Multifunctional prospects of PMMA/Fe₂O₃@NiO nanocomposite membranes: advanced optical, dielectric, and photocatalytic properties for electronic optoelectronic devices, and environmental applications

A novel polymeric nanocomposite (PNC) membrane composed of PMMA and Fe₂O₃@NiO nanocomposite was successfully synthesized using the solution-casting method, incorporating different weight percentages of Fe₂O₃@NiO core-shell nanoparticles. Fe₂O₃@NiO nanostructures were fabricated using a sol–gel method and characterized by XRD, FTIR, FE-SEM, EDX, and UV-Vis diffuse reflectance spectroscopy (DRS). Structural analysis confirmed the cubic structure of Fe2O3@NiO NCs and effective interactions between polymer and nanocomposite fillers, while FTIR results indicated modifications in chemical bonding.

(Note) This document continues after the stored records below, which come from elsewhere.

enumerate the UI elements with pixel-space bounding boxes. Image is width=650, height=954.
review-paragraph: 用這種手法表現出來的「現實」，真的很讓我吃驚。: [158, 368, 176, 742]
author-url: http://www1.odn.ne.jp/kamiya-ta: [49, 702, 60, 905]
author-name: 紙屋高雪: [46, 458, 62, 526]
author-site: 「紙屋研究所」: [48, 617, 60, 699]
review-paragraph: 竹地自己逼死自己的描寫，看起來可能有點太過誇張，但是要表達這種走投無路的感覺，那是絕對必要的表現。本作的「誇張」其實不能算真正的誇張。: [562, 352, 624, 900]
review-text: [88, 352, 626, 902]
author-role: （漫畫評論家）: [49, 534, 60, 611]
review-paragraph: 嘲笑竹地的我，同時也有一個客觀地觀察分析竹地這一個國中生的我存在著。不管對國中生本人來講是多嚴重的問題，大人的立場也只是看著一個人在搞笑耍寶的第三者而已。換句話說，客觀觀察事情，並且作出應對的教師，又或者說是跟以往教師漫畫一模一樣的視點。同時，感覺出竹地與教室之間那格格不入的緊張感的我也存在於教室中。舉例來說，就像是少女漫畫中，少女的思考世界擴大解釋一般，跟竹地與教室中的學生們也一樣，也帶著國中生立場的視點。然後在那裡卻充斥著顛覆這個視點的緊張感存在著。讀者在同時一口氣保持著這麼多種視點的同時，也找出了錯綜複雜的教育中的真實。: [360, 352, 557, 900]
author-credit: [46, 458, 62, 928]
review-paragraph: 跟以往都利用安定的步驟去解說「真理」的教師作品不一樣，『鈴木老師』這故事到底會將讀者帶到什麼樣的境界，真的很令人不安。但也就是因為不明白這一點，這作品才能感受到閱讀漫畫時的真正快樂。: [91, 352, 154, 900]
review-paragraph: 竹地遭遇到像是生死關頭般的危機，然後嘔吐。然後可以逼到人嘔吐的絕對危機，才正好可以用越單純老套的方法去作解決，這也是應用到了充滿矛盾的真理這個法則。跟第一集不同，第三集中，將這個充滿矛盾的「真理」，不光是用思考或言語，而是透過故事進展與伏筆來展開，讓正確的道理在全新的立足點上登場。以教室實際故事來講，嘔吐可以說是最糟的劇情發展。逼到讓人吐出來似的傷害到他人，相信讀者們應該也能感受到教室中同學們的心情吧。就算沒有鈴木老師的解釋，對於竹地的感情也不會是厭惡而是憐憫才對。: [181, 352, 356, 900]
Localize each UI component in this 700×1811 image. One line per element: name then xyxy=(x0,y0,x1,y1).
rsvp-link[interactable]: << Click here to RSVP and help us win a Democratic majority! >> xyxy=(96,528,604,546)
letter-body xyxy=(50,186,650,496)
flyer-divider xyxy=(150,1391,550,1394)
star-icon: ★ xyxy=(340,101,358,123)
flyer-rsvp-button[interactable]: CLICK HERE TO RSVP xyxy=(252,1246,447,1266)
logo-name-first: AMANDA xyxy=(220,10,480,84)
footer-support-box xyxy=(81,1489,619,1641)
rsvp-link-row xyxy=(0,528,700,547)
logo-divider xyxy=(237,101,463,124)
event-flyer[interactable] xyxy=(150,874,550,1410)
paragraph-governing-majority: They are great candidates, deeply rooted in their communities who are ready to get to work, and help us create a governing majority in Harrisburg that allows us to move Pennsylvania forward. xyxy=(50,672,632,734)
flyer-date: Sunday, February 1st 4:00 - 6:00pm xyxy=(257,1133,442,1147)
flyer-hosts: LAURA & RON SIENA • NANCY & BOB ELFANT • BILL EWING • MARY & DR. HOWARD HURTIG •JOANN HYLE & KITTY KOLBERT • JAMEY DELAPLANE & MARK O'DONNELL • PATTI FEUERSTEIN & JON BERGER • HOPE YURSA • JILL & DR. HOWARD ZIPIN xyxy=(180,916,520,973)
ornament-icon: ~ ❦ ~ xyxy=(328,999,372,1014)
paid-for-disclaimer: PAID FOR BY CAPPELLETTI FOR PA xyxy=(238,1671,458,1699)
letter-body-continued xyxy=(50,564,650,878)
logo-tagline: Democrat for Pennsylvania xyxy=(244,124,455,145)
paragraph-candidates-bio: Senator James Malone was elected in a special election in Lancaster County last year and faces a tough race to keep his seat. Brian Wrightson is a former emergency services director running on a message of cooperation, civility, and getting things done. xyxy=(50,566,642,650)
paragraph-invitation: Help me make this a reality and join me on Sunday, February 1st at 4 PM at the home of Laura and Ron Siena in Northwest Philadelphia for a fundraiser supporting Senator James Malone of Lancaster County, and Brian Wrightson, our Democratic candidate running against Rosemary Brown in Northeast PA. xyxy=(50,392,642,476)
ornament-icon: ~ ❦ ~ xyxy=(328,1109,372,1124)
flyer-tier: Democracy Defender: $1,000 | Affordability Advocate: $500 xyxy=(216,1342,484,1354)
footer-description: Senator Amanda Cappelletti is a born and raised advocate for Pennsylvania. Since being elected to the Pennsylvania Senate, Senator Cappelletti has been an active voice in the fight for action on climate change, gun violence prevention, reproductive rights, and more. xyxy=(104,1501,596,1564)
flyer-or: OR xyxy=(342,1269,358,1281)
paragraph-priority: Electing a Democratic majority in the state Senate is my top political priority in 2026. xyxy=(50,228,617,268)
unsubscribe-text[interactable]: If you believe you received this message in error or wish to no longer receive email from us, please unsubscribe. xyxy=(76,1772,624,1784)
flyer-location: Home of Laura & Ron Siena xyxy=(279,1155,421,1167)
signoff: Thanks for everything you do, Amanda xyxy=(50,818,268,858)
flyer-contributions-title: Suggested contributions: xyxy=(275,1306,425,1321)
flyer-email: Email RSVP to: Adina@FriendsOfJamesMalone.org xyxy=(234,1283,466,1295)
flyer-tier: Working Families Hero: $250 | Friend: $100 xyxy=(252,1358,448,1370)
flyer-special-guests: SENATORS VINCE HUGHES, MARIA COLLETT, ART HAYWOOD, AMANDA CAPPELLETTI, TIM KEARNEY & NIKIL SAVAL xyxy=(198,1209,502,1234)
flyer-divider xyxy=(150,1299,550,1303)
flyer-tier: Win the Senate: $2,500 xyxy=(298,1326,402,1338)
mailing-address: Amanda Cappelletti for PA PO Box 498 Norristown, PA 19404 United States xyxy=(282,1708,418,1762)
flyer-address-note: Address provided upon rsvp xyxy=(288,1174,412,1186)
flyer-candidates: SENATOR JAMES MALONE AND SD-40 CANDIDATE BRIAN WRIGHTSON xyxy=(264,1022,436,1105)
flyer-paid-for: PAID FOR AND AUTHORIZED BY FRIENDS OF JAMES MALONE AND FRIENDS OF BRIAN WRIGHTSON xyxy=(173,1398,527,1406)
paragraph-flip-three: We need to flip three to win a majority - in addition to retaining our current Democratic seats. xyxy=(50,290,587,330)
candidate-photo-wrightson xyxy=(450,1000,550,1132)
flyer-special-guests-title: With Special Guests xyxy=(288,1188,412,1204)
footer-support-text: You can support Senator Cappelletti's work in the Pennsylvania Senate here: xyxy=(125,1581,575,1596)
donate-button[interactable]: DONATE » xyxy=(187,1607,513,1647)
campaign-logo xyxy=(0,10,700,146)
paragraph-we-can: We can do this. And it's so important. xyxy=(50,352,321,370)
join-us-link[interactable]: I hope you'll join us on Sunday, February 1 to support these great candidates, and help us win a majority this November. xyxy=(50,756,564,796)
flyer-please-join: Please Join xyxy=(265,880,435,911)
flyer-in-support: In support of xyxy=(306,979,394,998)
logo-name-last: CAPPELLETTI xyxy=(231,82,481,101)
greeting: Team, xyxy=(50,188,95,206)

From FE-SEM analysis, it is evident that particles exhibit a spherical shape with an average grain size of 45 nm. Optical studies demonstrated a significant decline in the indirect band gap (E_gid), which drops from 4.52 eV to 3.4 eV, while direct band gap (E_gd) declines from 4.96 eV to 4.53 eV as the NCs ratio increases. Additionally, the optical limiting properties were studied using 650 nm and 532 nm laser sources, demonstrating superior laser shielding performance with 99% and 96% attenuation, respectively. As incident frequency increases, both dielectric constant and dielectric loss decrease exponentially; however, as Fe₂O₃@NiO NCs content increases, their AC electrical conductivity improves. The photocatalytic efficacy of a sustainable solution for water contamination and membrane degradation of Brilliant Green (BG) dye was also evaluated, achieving an impressive 98.27% degradation in just 5 min, with a high kinetic rate constant of 0.7315 min⁻¹, attributed to interaction with hydroxyl radicals (^•OH).